The Church teaches us that, while Jesus’ stunned followers grieved, He was preaching to the multitudes who had died before He came. Imagine for a moment what it must have been like for those long dead to be greeted by their Maker and their Savior, to have the Good News revealed to them and then be lifted up and taken to heaven.

While His followers were overwhelmed with grief and fear, He was doing what He came to do: He was being the Way for those who had no way without Him.

It is Saturday. The Sabbath. The Passover. 

And it seems to Jesus’ followers and friends that everything Jesus taught was a lie and everything he did was a fantasy. 

He is not who they had thought He was, and they are not who He had told them they were. 

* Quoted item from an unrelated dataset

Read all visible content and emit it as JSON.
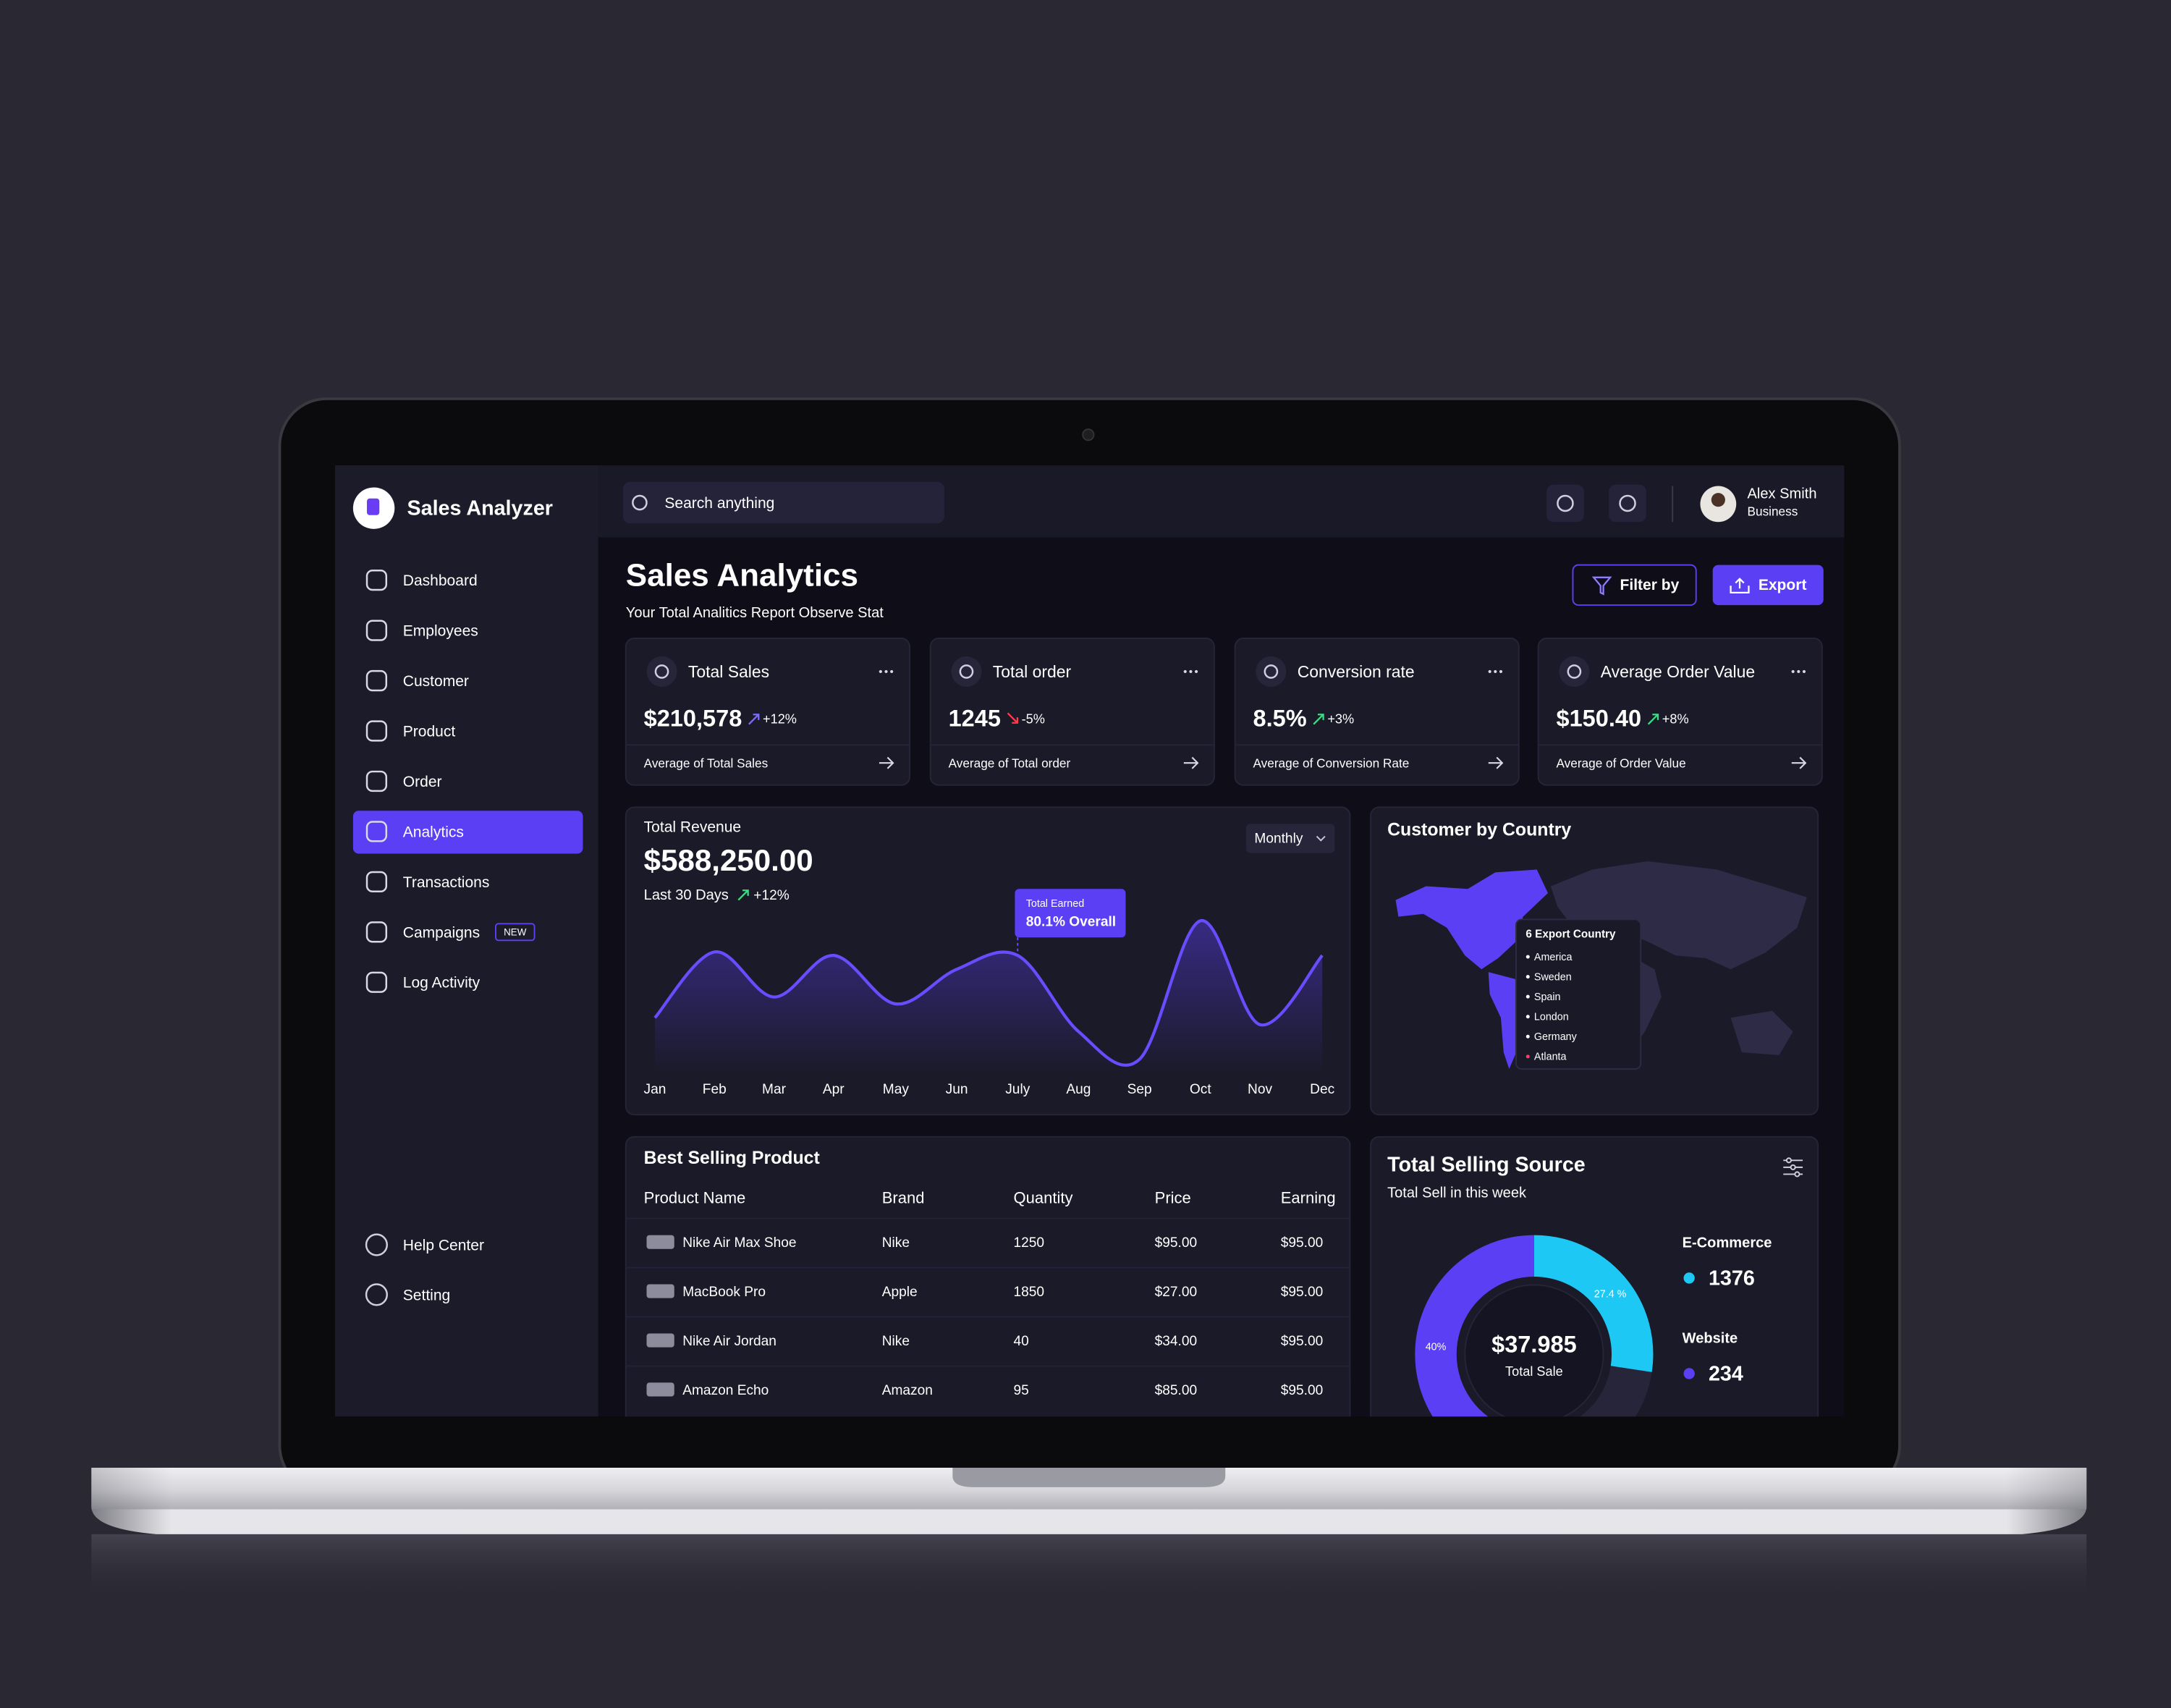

 This is their bottom, and, like the well Jeremiah was cast into, it has no solid floor. Like Jeremiah, they are sinking, deeper and deeper into the depths of their despair. 

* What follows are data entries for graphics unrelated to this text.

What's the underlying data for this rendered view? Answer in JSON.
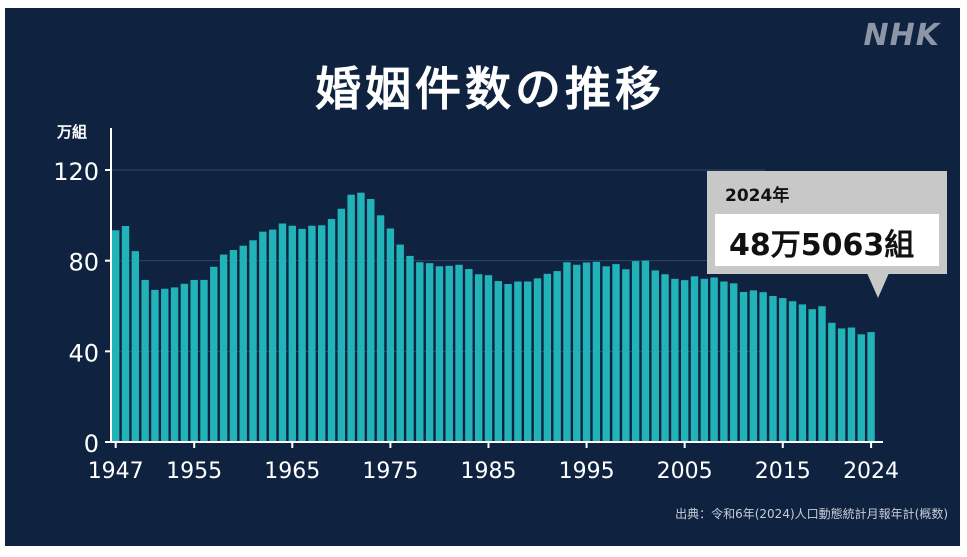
{
  "header": {
    "title": "婚姻件数の推移",
    "logo": "NHK"
  },
  "source_note": "出典：令和6年(2024)人口動態統計月報年計(概数)",
  "callout": {
    "year": "2024年",
    "value": "48万5063組"
  },
  "colors": {
    "background": "#0f2341",
    "bar": "#22b3b9",
    "text": "#ffffff",
    "callout_bg": "#c8c8c8"
  },
  "chart_data": {
    "type": "bar",
    "title": "婚姻件数の推移",
    "ylabel": "万組",
    "xlabel": "",
    "ylim": [
      0,
      120
    ],
    "yticks": [
      "0",
      "40",
      "80",
      "120"
    ],
    "xtick_labels": [
      "1947",
      "1955",
      "1965",
      "1975",
      "1985",
      "1995",
      "2005",
      "2015",
      "2024"
    ],
    "grid": "horizontal",
    "categories": [
      1947,
      1948,
      1949,
      1950,
      1951,
      1952,
      1953,
      1954,
      1955,
      1956,
      1957,
      1958,
      1959,
      1960,
      1961,
      1962,
      1963,
      1964,
      1965,
      1966,
      1967,
      1968,
      1969,
      1970,
      1971,
      1972,
      1973,
      1974,
      1975,
      1976,
      1977,
      1978,
      1979,
      1980,
      1981,
      1982,
      1983,
      1984,
      1985,
      1986,
      1987,
      1988,
      1989,
      1990,
      1991,
      1992,
      1993,
      1994,
      1995,
      1996,
      1997,
      1998,
      1999,
      2000,
      2001,
      2002,
      2003,
      2004,
      2005,
      2006,
      2007,
      2008,
      2009,
      2010,
      2011,
      2012,
      2013,
      2014,
      2015,
      2016,
      2017,
      2018,
      2019,
      2020,
      2021,
      2022,
      2023,
      2024
    ],
    "values": [
      93.4,
      95.3,
      84.2,
      71.5,
      67.1,
      67.6,
      68.2,
      69.8,
      71.5,
      71.5,
      77.3,
      82.7,
      84.7,
      86.6,
      89.0,
      92.8,
      93.7,
      96.4,
      95.4,
      94.0,
      95.4,
      95.6,
      98.4,
      102.9,
      109.1,
      110.0,
      107.2,
      100.0,
      94.2,
      87.1,
      82.1,
      79.3,
      78.9,
      77.5,
      77.7,
      78.2,
      76.3,
      74.0,
      73.6,
      71.0,
      69.7,
      70.8,
      70.8,
      72.2,
      74.2,
      75.4,
      79.3,
      78.2,
      79.2,
      79.5,
      77.5,
      78.5,
      76.2,
      79.8,
      80.0,
      75.7,
      74.0,
      72.0,
      71.4,
      73.1,
      72.0,
      72.6,
      70.8,
      70.0,
      66.2,
      66.9,
      66.1,
      64.4,
      63.5,
      62.1,
      60.7,
      58.6,
      59.9,
      52.6,
      50.1,
      50.5,
      47.5,
      48.5
    ]
  }
}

They are Joseph, sold to slavers by his own brothers. 

They are Elijah, hungry and alone, telling God I’ve done everything you asked, but they’ve killed all your other prophets, and now they want to kill me too. 

They are Mary when she told Joseph the baby she was carrying was from God and he thought she was lying and rejected her. 

They are Jesus at Gethsemane, praying for reprieve. 

This is Saturday. The Sabbath. The Passover. 

And it seems like the end. 

 

 

Note: As usual, I’ve paraphrased both scripture and Church teaching from memory rather than quoting it exactly. Here are the places where you can read the exact wording. You can read about Joseph of Arimathea and the tomb he gave to Christ in Matthew 27:60 and John 19:41. Read about the Crucifixion in Matthew 27, Mark 15, Luke 23, and John 19. A scriptural basis for the Church teaching of the harrowing of hell is found in 1 Peter 3:19. The teaching itself is in the Catechism, paragraphs 631-637. Read about Jeremiah being thrown into a well in Jeremiah 38. Read about Joseph being sold into slavery by his brothers in Genesis 37. Read Elijah’s cry of despair in 1 Kings 19. Read that Joseph did not believe Mary and wanted to “put her away quietly” in Matthew 1:19.